Most people, including most Less Wrongers (and me), aren’t already famous enough to be paid attention to by default. As far as I know, out of the top 10 karma scorers on Less Wrong today, only Eliezer is. And if you aren’t already famous, if you try to (say) start a web business for six months and fail, few people will notice, and even fewer will remember for any length of time. So, if you try a bunch of projects in succession, the net sum is likely to be positive, even if most of the projects are failures. It also follows that, all else being equal, one should try to do more projects rather than fewer projects, because the expected utility of an additional project (even one likely to fail!) is still probably positive.

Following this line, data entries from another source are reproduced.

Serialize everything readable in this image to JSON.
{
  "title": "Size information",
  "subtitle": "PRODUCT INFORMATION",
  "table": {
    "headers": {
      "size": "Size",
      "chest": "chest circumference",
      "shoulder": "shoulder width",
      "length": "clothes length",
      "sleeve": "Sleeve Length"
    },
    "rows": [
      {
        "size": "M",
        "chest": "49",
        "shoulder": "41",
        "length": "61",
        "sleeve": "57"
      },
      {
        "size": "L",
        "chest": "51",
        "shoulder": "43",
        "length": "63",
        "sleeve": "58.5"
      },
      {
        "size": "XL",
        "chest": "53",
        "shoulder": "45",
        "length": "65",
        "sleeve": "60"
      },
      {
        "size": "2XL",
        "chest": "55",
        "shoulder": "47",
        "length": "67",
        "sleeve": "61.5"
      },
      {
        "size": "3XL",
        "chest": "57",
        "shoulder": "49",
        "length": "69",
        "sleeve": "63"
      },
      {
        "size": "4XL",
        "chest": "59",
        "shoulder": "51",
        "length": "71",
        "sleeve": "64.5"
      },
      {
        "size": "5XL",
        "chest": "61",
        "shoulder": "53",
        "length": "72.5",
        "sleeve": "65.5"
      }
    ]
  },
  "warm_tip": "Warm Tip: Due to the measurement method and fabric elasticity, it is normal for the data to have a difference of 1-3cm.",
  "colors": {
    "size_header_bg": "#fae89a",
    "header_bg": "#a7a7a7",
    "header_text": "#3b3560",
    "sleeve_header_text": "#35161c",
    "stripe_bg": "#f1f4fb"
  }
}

How should one go about doing that? There’s (supposedly) a Chinese saying about how opportunity is always knocking, but only some people are able to hear it. I think this is a bad metaphor (although not completely inaccurate), because knocking implies something loud and forceful; a knock is something that makes you stop what you’re doing, and pay attention to the interruption. This is, as far as I can tell, the complete opposite of the truth. Finding real opportunity, in my experience, is more like fishing. You sit there, and wait, and watch things happen; then, from out of the distance, something approaches. But it won’t demand your attention or interrupt what you’re doing, and it’s probably not going to bite on its own. You have to make an effort to notice it, and then take action yourself to lure it in.
There are a large number of goals that are useful for just about anything. These include things like money, power, friends, skill, toughness, experience, and so forth. These goals are sufficiently broad that there are always little opportunities, floating by on the wind, that can help fulfill them. An email from a stranger, asking for help on a project. A poster about participating in an economics study. A chance to volunteer somewhere. An ad for a job in your field.

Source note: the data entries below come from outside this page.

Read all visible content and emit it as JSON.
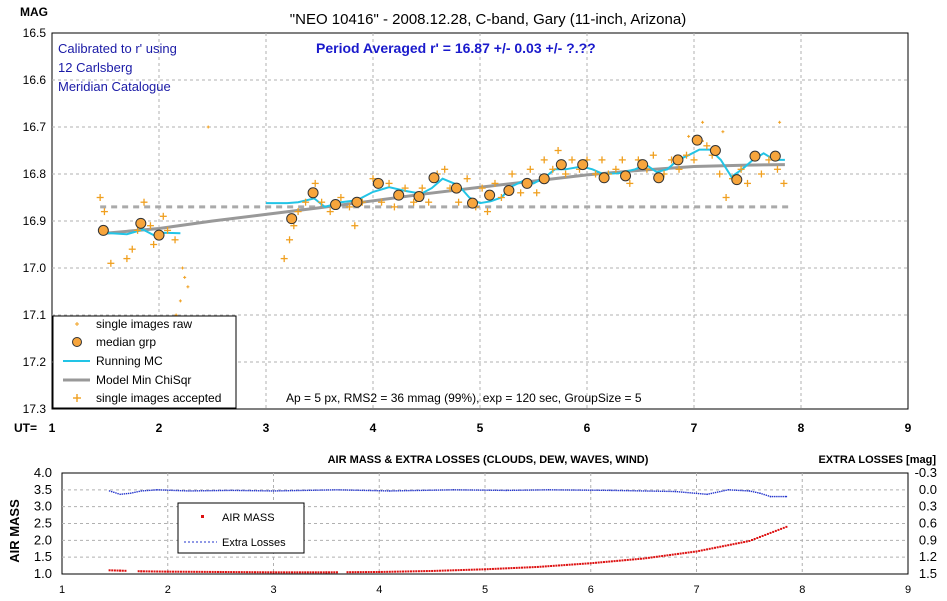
{
  "chart_data": [
    {
      "type": "scatter",
      "title": "\"NEO 10416\" - 2008.12.28, C-band, Gary (11-inch, Arizona)",
      "ylabel": "MAG",
      "xlabel": "UT=",
      "xlim": [
        1,
        9
      ],
      "ylim": [
        16.5,
        17.3
      ],
      "y_inverted": true,
      "x_ticks": [
        "1",
        "2",
        "3",
        "4",
        "5",
        "6",
        "7",
        "8",
        "9"
      ],
      "y_ticks": [
        "16.5",
        "16.6",
        "16.7",
        "16.8",
        "16.9",
        "17.0",
        "17.1",
        "17.2",
        "17.3"
      ],
      "grid": true,
      "annotation_calibration": [
        "Calibrated to r' using",
        "12 Carlsberg",
        "Meridian Catalogue"
      ],
      "annotation_period": "Period Averaged r' = 16.87 +/- 0.03 +/- ?.??",
      "annotation_params": "Ap = 5 px, RMS2 = 36 mmag (99%), exp = 120 sec, GroupSize = 5",
      "legend": [
        "single images raw",
        "median grp",
        "Running MC",
        "Model Min ChiSqr",
        "single images accepted"
      ],
      "legend_position": "bottom-left",
      "period_average": 16.87,
      "series": [
        {
          "name": "median grp",
          "points": [
            [
              1.48,
              16.92
            ],
            [
              1.83,
              16.905
            ],
            [
              2.0,
              16.93
            ],
            [
              3.24,
              16.895
            ],
            [
              3.44,
              16.84
            ],
            [
              3.65,
              16.865
            ],
            [
              3.85,
              16.86
            ],
            [
              4.05,
              16.82
            ],
            [
              4.24,
              16.845
            ],
            [
              4.43,
              16.848
            ],
            [
              4.57,
              16.808
            ],
            [
              4.78,
              16.83
            ],
            [
              4.93,
              16.862
            ],
            [
              5.09,
              16.845
            ],
            [
              5.27,
              16.835
            ],
            [
              5.44,
              16.82
            ],
            [
              5.6,
              16.81
            ],
            [
              5.76,
              16.78
            ],
            [
              5.96,
              16.78
            ],
            [
              6.16,
              16.808
            ],
            [
              6.36,
              16.804
            ],
            [
              6.52,
              16.78
            ],
            [
              6.67,
              16.808
            ],
            [
              6.85,
              16.77
            ],
            [
              7.03,
              16.728
            ],
            [
              7.2,
              16.75
            ],
            [
              7.4,
              16.812
            ],
            [
              7.57,
              16.762
            ],
            [
              7.76,
              16.762
            ]
          ]
        },
        {
          "name": "Model Min ChiSqr",
          "points": [
            [
              1.5,
              16.926
            ],
            [
              2.0,
              16.916
            ],
            [
              2.5,
              16.9
            ],
            [
              3.0,
              16.886
            ],
            [
              3.5,
              16.872
            ],
            [
              4.0,
              16.857
            ],
            [
              4.5,
              16.842
            ],
            [
              5.0,
              16.828
            ],
            [
              5.5,
              16.815
            ],
            [
              6.0,
              16.802
            ],
            [
              6.5,
              16.792
            ],
            [
              7.0,
              16.784
            ],
            [
              7.5,
              16.781
            ],
            [
              7.85,
              16.78
            ]
          ]
        },
        {
          "name": "Running MC",
          "points": [
            [
              1.48,
              16.925
            ],
            [
              1.7,
              16.928
            ],
            [
              1.85,
              16.918
            ],
            [
              1.95,
              16.93
            ],
            [
              2.05,
              16.925
            ],
            [
              2.2,
              16.926
            ],
            [
              3.0,
              16.862
            ],
            [
              3.2,
              16.862
            ],
            [
              3.3,
              16.86
            ],
            [
              3.45,
              16.852
            ],
            [
              3.55,
              16.87
            ],
            [
              3.7,
              16.86
            ],
            [
              3.85,
              16.856
            ],
            [
              4.0,
              16.838
            ],
            [
              4.15,
              16.828
            ],
            [
              4.3,
              16.836
            ],
            [
              4.45,
              16.842
            ],
            [
              4.55,
              16.83
            ],
            [
              4.65,
              16.81
            ],
            [
              4.8,
              16.824
            ],
            [
              4.9,
              16.85
            ],
            [
              5.0,
              16.862
            ],
            [
              5.1,
              16.858
            ],
            [
              5.2,
              16.85
            ],
            [
              5.3,
              16.826
            ],
            [
              5.4,
              16.815
            ],
            [
              5.5,
              16.82
            ],
            [
              5.6,
              16.808
            ],
            [
              5.7,
              16.79
            ],
            [
              5.8,
              16.79
            ],
            [
              5.95,
              16.784
            ],
            [
              6.05,
              16.79
            ],
            [
              6.15,
              16.8
            ],
            [
              6.3,
              16.798
            ],
            [
              6.45,
              16.79
            ],
            [
              6.55,
              16.78
            ],
            [
              6.65,
              16.796
            ],
            [
              6.75,
              16.79
            ],
            [
              6.85,
              16.77
            ],
            [
              6.95,
              16.76
            ],
            [
              7.05,
              16.748
            ],
            [
              7.15,
              16.748
            ],
            [
              7.25,
              16.77
            ],
            [
              7.35,
              16.806
            ],
            [
              7.45,
              16.79
            ],
            [
              7.55,
              16.77
            ],
            [
              7.65,
              16.756
            ],
            [
              7.75,
              16.77
            ],
            [
              7.85,
              16.77
            ]
          ]
        },
        {
          "name": "single images accepted",
          "points": [
            [
              1.45,
              16.85
            ],
            [
              1.49,
              16.88
            ],
            [
              1.55,
              16.99
            ],
            [
              1.7,
              16.98
            ],
            [
              1.75,
              16.96
            ],
            [
              1.8,
              16.92
            ],
            [
              1.86,
              16.86
            ],
            [
              1.92,
              16.91
            ],
            [
              1.95,
              16.95
            ],
            [
              2.04,
              16.89
            ],
            [
              2.08,
              16.92
            ],
            [
              2.15,
              16.94
            ],
            [
              3.17,
              16.98
            ],
            [
              3.22,
              16.94
            ],
            [
              3.26,
              16.91
            ],
            [
              3.3,
              16.88
            ],
            [
              3.37,
              16.86
            ],
            [
              3.46,
              16.82
            ],
            [
              3.52,
              16.86
            ],
            [
              3.6,
              16.88
            ],
            [
              3.7,
              16.85
            ],
            [
              3.78,
              16.87
            ],
            [
              3.83,
              16.91
            ],
            [
              3.9,
              16.86
            ],
            [
              4.0,
              16.81
            ],
            [
              4.08,
              16.86
            ],
            [
              4.15,
              16.82
            ],
            [
              4.2,
              16.87
            ],
            [
              4.3,
              16.83
            ],
            [
              4.38,
              16.86
            ],
            [
              4.46,
              16.83
            ],
            [
              4.52,
              16.86
            ],
            [
              4.6,
              16.8
            ],
            [
              4.67,
              16.79
            ],
            [
              4.72,
              16.83
            ],
            [
              4.8,
              16.86
            ],
            [
              4.88,
              16.81
            ],
            [
              4.96,
              16.87
            ],
            [
              5.02,
              16.83
            ],
            [
              5.07,
              16.88
            ],
            [
              5.14,
              16.82
            ],
            [
              5.2,
              16.85
            ],
            [
              5.3,
              16.8
            ],
            [
              5.38,
              16.84
            ],
            [
              5.47,
              16.79
            ],
            [
              5.53,
              16.84
            ],
            [
              5.6,
              16.77
            ],
            [
              5.68,
              16.79
            ],
            [
              5.73,
              16.75
            ],
            [
              5.8,
              16.8
            ],
            [
              5.86,
              16.77
            ],
            [
              5.93,
              16.79
            ],
            [
              6.0,
              16.77
            ],
            [
              6.08,
              16.8
            ],
            [
              6.14,
              16.77
            ],
            [
              6.2,
              16.8
            ],
            [
              6.27,
              16.79
            ],
            [
              6.33,
              16.77
            ],
            [
              6.4,
              16.82
            ],
            [
              6.48,
              16.77
            ],
            [
              6.56,
              16.79
            ],
            [
              6.62,
              16.76
            ],
            [
              6.72,
              16.8
            ],
            [
              6.79,
              16.77
            ],
            [
              6.86,
              16.79
            ],
            [
              6.93,
              16.76
            ],
            [
              7.0,
              16.77
            ],
            [
              7.06,
              16.73
            ],
            [
              7.12,
              16.74
            ],
            [
              7.17,
              16.76
            ],
            [
              7.24,
              16.8
            ],
            [
              7.3,
              16.85
            ],
            [
              7.36,
              16.81
            ],
            [
              7.44,
              16.79
            ],
            [
              7.5,
              16.82
            ],
            [
              7.58,
              16.76
            ],
            [
              7.63,
              16.8
            ],
            [
              7.7,
              16.77
            ],
            [
              7.78,
              16.79
            ],
            [
              7.84,
              16.82
            ]
          ]
        },
        {
          "name": "single images raw",
          "points": [
            [
              2.22,
              17.0
            ],
            [
              2.24,
              17.02
            ],
            [
              2.27,
              17.04
            ],
            [
              2.2,
              17.07
            ],
            [
              2.16,
              17.1
            ],
            [
              2.46,
              16.7
            ],
            [
              7.08,
              16.69
            ],
            [
              7.8,
              16.69
            ],
            [
              7.27,
              16.71
            ],
            [
              6.95,
              16.72
            ]
          ]
        }
      ]
    },
    {
      "type": "scatter",
      "title": "AIR MASS & EXTRA LOSSES (CLOUDS, DEW, WAVES, WIND)",
      "ylabel": "AIR MASS",
      "y2label": "EXTRA LOSSES [mag]",
      "xlim": [
        1,
        9
      ],
      "ylim": [
        1.0,
        4.0
      ],
      "y2lim": [
        -0.3,
        1.5
      ],
      "x_ticks": [
        "1",
        "2",
        "3",
        "4",
        "5",
        "6",
        "7",
        "8",
        "9"
      ],
      "y_ticks": [
        "4.0",
        "3.5",
        "3.0",
        "2.5",
        "2.0",
        "1.5",
        "1.0"
      ],
      "y2_ticks": [
        "-0.3",
        "0.0",
        "0.3",
        "0.6",
        "0.9",
        "1.2",
        "1.5"
      ],
      "legend": [
        "AIR MASS",
        "Extra Losses"
      ],
      "legend_position": "center-left",
      "series": [
        {
          "name": "AIR MASS",
          "points": [
            [
              1.45,
              1.11
            ],
            [
              1.55,
              1.1
            ],
            [
              1.75,
              1.08
            ],
            [
              2.0,
              1.07
            ],
            [
              2.5,
              1.06
            ],
            [
              3.0,
              1.05
            ],
            [
              3.5,
              1.05
            ],
            [
              4.0,
              1.06
            ],
            [
              4.5,
              1.09
            ],
            [
              5.0,
              1.14
            ],
            [
              5.5,
              1.21
            ],
            [
              6.0,
              1.32
            ],
            [
              6.5,
              1.46
            ],
            [
              7.0,
              1.67
            ],
            [
              7.5,
              1.98
            ],
            [
              7.85,
              2.4
            ]
          ]
        },
        {
          "name": "Extra Losses",
          "points": [
            [
              1.45,
              0.02
            ],
            [
              1.55,
              0.08
            ],
            [
              1.65,
              0.06
            ],
            [
              1.75,
              0.02
            ],
            [
              1.9,
              0.0
            ],
            [
              2.2,
              0.02
            ],
            [
              2.6,
              0.01
            ],
            [
              3.0,
              0.02
            ],
            [
              3.6,
              0.0
            ],
            [
              4.1,
              0.02
            ],
            [
              4.7,
              0.0
            ],
            [
              5.2,
              0.01
            ],
            [
              5.6,
              0.0
            ],
            [
              6.2,
              0.01
            ],
            [
              6.8,
              0.03
            ],
            [
              7.1,
              0.08
            ],
            [
              7.3,
              0.0
            ],
            [
              7.5,
              0.02
            ],
            [
              7.6,
              0.06
            ],
            [
              7.7,
              0.12
            ],
            [
              7.85,
              0.12
            ]
          ]
        }
      ]
    }
  ]
}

If these things look like they might be useful, do them! Carpe diem — seize the day, seize the moment, seize the opportunity. Don’t let the opportunity disappear back into the ether. Grab it, hold on to it, and only let it back if you’ve investigated it and you know it’s a dud (which is different from the intuitive guesstimate that “it probably won’t amount to anything”).
One of people’s main objections, I suspect, is that seizing the day demands resources — investments of time, money, energy. This, of course, is true. But ask the question: are these resources being used for anything? Are you doing something instead of nothing with the resources you have? (“Something” certainly includes things like vacations and fun, if vacations and fun would genuinely be useful, and new kinds of fun usually are.) If not, why not seize the day, and do something with your spare three hours? Why let opportunity go to waste?
A corollary to this is: if you are busy seizing opportunity on a regular basis, don’t feel too bad about any single, missed chance, or any one thing that you made a mistake on. More chances will come along; they always do. The phrase “once in a lifetime opportunity”, as far as I can tell, is hogwash. And the opportunities that come later will probably be comparable in importance to the one you lost earlier. Exceptional things, by definition, are rare; most of the time, the importance of the missed opportunity will be about average.